The NBA's life ban for Los Angeles Clippers owner Donald Sterling won swift support in Europe but also produced calls for soccer to show similar resolve against racism.

FIFA president Sepp Blatter and UEFA president Michel Platini, via his spokesman, both voiced approval on Wednesday.

Blatter tweeted: "Sport says no to racism. I fully support @NBA's decision to ban @LAClippers owner for life after his racist words."

Patrick Vieira, a 1998 World Cup winner with France, also tweeted: "Well done to @NBA, another organisation dealing with racism in exactly the right way. I say again - zero tolerance."

NBA Commissioner Adam Silver wants Sterling to sell as part of a series of sanctions brought against the league's longest-tenured owner in response to racist comments in a recorded conversation. Silver banned Sterling for life, fined him $2.5 million, and said he will press the other team owners to support his desire to make Sterling sell.

For some in Europe, the NBA's resolve was in stark contrast to soccer leader's failure to eradicate racism that has dogged stadiums and marred matches for decades. Just last weekend, a Villarreal season-ticket holder racially taunted Barcelona defender Dani Alves by throwing a banana at him.

Retired British NBA player John Amaechi noted that players, executives and owners in the American league appeared united in their rejection of Sterling.

"If they can do that to respond to a hateful private utterance, why the hell can't football do that to respond to repeated instances of hate-mongering?" Amaechi said in a phone interview with The Associated Press.
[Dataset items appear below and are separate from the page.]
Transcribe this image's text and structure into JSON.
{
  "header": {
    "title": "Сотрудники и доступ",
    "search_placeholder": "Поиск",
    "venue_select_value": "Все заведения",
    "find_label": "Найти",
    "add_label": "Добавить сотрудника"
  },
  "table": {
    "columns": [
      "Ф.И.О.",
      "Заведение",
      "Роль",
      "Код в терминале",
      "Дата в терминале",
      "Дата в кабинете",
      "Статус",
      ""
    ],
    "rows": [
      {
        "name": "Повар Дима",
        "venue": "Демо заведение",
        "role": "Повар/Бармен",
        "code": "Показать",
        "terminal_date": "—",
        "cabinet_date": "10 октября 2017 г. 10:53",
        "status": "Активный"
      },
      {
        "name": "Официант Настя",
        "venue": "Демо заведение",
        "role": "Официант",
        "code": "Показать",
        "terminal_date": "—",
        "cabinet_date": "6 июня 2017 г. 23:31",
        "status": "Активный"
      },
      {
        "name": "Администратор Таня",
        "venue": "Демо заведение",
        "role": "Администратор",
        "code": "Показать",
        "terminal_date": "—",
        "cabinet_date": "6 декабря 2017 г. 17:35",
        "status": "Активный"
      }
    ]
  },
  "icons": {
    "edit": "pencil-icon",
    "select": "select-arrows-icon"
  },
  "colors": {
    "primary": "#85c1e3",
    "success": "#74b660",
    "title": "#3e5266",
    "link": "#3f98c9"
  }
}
"It's time that we started looking at some of the owners within other parts of sport," outside the NBA, he said. "They're exactly the type of plantation mentality people who don't mind having black people working for them ... But God forbid that they want to come up to the big house."

Amaechi said he doesn't expect the NBA's exemplary punishment of Sterling will jolt soccer into meaningful change. And Blatter's tweet of support for the NBA was "not enough," he added.

"If there was a poster-person for the words 'impotence' and 'apathy,' it would have his face on it," Amaechi said.

"You know what they're going to do? They're going to produce another pretty poster with platitudes plastered all over it. They're going to produce another campaign that has a black player stood next to a white player," he said. "Nothing substantive."

FIFA and UEFA, the European authority, have toughened their sanctions for discrimination in the past year and prosecuted cases more quickly.

A turning point in awareness of widespread problems with offensive abuse at matches came in January 2013 when Kevin-Prince Boateng, then playing for AC Milan, led teammates walking off the field to protest racist insults during an exhibition against a fourth-tier Italian side.

FIFA and UEFA have ordered national and club teams to play matches in empty or partly closed stadiums as punishment for racial abuse incidents, but no World Cup or Champions League team has yet had points deducted or forfeited a match.

Among the most severe judgments, FIFA has banned Croatia defender Josip Simunic for 10 matches -- including the 2014 World Cup -- for leading fans in chanting a Nazi-era nationalist slogan after a playoff victory against Iceland last November. Simunic has appealed to the Court of Arbitration for Sport.